Van Staaveren's post evolved from working in the lab to climbing the ladder of assistant winemaking jobs before she was named winemaker and director of operations in August 2003. Along the way, she earned much respect (including being named Winemaker of the Year in 2008 by Wine Enthusiast magazine) and has enjoyed being part of what she calls the winery's exploration of the diversity of Sonoma County.
Chateau St. Jean's cellars include a dazzling array of whites and reds, including superstar bottlings of Chardonnay, Sauvignon Blanc and Cabernet and more esoteric Sonoma County offerings, such as Pinot Blanc, Malbec and Riesling.
Arguably St. Jean's most popular wine is Cinq Cépages, a red blend of the five classic grape varieties from Bordeaux. Van Staaveren was assistant winemaker when the early incarnations of the Cabernet Sauvignon blend were fashioned.

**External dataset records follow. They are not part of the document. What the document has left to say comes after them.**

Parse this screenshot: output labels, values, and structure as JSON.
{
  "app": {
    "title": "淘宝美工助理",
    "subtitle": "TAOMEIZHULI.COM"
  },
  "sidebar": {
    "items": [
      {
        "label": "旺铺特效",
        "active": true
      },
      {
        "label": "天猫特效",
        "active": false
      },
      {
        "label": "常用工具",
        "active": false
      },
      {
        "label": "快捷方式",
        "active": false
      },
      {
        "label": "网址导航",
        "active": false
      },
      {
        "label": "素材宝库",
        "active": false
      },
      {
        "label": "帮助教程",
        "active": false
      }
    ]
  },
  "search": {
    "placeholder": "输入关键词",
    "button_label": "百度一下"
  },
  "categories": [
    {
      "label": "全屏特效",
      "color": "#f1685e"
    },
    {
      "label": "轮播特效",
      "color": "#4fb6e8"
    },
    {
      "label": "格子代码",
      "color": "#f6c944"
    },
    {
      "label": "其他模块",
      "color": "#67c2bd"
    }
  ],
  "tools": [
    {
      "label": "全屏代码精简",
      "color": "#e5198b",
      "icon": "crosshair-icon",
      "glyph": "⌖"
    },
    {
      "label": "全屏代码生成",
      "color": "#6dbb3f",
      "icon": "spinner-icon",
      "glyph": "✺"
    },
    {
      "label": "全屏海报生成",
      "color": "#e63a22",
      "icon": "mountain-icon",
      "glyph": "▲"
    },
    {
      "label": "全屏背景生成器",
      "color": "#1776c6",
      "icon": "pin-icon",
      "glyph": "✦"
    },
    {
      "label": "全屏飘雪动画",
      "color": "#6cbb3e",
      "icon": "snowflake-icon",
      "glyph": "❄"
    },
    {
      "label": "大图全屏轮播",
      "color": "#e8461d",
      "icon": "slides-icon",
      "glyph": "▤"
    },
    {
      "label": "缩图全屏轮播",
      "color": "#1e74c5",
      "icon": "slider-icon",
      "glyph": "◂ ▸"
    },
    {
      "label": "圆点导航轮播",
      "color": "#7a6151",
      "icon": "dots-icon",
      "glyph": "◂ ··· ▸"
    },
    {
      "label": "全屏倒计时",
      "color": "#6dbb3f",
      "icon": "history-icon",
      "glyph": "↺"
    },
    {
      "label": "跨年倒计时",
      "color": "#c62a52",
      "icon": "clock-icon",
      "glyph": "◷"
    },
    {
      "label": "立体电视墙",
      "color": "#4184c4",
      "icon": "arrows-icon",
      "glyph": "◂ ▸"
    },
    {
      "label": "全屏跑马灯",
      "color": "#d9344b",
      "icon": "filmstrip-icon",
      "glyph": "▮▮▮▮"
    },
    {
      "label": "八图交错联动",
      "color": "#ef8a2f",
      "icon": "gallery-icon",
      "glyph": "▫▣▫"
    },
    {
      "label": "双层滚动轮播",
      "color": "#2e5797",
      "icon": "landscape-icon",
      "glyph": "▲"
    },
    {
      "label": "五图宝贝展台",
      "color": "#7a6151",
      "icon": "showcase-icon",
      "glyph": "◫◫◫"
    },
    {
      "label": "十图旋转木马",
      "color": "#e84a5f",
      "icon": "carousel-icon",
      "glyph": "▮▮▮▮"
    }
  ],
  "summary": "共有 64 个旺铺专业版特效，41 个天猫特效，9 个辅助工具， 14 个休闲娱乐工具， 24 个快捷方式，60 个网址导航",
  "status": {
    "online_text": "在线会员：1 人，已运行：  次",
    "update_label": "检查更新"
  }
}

"The early trials were labeled as Cabernet Sauvignon," she explained. (California winemaking laws allow producers to label a wine as a varietal wine if it contains more than 75 percent of that grape variety.) But the first commercial release, in 1990, saw Cinq Cepages Cabernet Sauvignon hit the shelves.
The French-oriented name (literally, "Five Varieties") proved to be a tongue twister for American wine lovers.
"It was 'sink seepage,'" Van Staaveren recalled.
Customers became much more eloquent when American wine bible, Wine Spectator, named the 1996 vintage of the polished red blend its wine of the year.
"Suddenly Cinq Cepages wasn't so hard to say any more," she says light-heartedly, adding that today aficionados shorten the name. "Now its just 'Cinq.'"
The current vintage of Cinq Cepages retails for about $90 per bottle in Canada, which makes it a splurge. It's a terrific bottle of wine, to be certain, but the good news is you don't have to spend that amount to appreciate the quality of Chateau St. Jean.
The most exciting thing about Chateau St. Jean, to my taste, is the consistency across the portfolio. Every wine is incredibly well made for the variety and the price point. The Chardonnays, Fume Blancs, Cabernets and even Merlots — that much maligned varietal from California — positively shine whether they are the $20 model, the $40 model or something more costly and rare.
Wine of the Week:![]()
Chateau St. Jean 2006 Merlot
California $19.95 (025304)
Small amounts of Malbec and Petite Sirah are blended into this pleasingly rich and fruity Merlot. There's good structure and intensity on the palate, making this a versatile red to enjoy by the glass or with a meal.